Entries in ARP tables are timestamped so that old information can be periodically purged from the table. In this way, a network administrator can remove stations, add stations, change IP addresses, or move LAN adapters from station to station with no need to manually update address tables.
The ARP Family
Most contemporary computer network architectures use hierarchical addresses in their Network Layer protocol to organize large numbers of end systems and simplify data delivery. Most use a variety of physical and data link technologies to interconnect systems. These data link technologies invariably have some address format of their own. To successfully transmit data from one machine to another, all levels of addressing must be satisfied. A family of address resolution protocols has been devised to facilitate the mapping and correlation between Network Layer and Data Link Layer addresses in various environments.

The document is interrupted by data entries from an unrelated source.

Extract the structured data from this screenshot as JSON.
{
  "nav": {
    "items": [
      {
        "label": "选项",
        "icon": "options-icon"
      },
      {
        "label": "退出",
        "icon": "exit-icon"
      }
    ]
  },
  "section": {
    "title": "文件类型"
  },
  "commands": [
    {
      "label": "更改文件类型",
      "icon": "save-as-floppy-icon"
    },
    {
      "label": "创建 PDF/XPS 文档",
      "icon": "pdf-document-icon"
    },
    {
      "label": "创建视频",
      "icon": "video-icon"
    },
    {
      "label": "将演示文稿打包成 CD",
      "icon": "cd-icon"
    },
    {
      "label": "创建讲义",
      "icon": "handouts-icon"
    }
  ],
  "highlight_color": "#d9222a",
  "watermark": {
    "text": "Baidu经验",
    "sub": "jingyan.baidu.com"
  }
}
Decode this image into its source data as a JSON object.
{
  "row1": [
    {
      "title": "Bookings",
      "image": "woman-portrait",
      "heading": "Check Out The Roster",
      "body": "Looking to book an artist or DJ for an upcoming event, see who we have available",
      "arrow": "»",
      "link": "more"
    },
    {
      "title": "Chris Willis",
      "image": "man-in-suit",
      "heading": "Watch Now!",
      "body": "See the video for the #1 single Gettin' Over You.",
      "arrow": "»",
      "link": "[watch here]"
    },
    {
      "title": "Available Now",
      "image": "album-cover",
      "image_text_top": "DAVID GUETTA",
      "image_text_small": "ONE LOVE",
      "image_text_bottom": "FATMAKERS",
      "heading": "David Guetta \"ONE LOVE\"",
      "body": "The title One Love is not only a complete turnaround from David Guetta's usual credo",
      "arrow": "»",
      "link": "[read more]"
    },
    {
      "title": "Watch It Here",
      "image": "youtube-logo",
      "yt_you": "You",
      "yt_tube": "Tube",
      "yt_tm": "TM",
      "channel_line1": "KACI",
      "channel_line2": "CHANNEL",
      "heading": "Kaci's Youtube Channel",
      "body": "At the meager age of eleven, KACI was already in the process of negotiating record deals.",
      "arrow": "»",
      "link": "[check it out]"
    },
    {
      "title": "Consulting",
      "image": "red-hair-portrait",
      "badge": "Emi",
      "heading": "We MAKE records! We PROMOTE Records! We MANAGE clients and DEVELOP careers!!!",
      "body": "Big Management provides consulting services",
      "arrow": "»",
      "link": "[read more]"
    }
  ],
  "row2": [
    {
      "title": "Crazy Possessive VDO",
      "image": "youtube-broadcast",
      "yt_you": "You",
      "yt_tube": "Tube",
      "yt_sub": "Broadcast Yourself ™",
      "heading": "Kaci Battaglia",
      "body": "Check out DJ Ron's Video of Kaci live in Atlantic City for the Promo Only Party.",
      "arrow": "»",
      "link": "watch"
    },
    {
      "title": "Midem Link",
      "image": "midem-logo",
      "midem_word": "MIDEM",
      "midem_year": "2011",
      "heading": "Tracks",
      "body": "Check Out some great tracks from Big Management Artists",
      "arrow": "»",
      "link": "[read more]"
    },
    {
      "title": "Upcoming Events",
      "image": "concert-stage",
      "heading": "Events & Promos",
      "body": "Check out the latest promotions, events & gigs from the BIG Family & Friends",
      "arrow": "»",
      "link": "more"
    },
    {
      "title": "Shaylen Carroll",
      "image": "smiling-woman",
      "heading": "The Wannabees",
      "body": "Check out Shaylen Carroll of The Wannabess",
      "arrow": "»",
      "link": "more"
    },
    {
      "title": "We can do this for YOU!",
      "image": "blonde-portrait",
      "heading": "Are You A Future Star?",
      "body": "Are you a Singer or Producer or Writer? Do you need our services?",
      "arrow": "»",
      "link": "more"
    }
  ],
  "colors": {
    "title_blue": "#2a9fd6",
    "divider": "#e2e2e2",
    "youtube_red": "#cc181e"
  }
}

- Address Resolution Protocol (ARP): Allows a sender to learn a local recipient’s MAC address given its IP address.
- Reverse Address Resolution Protocol (RARP): Allows a station (typically a diskless workstation) to learn its own IP address from an appropriately equipped address server, knowing only its own MAC address. RARP has been displaced by DHCP.
- Inverse Address Resolution Protocol (InARP): Allows a sender to learn a receiver’s Layer 3 (Network Layer) address(es) associated with a virtual circuit identifier. InARP is commonly used in frame relay and ATM WANs.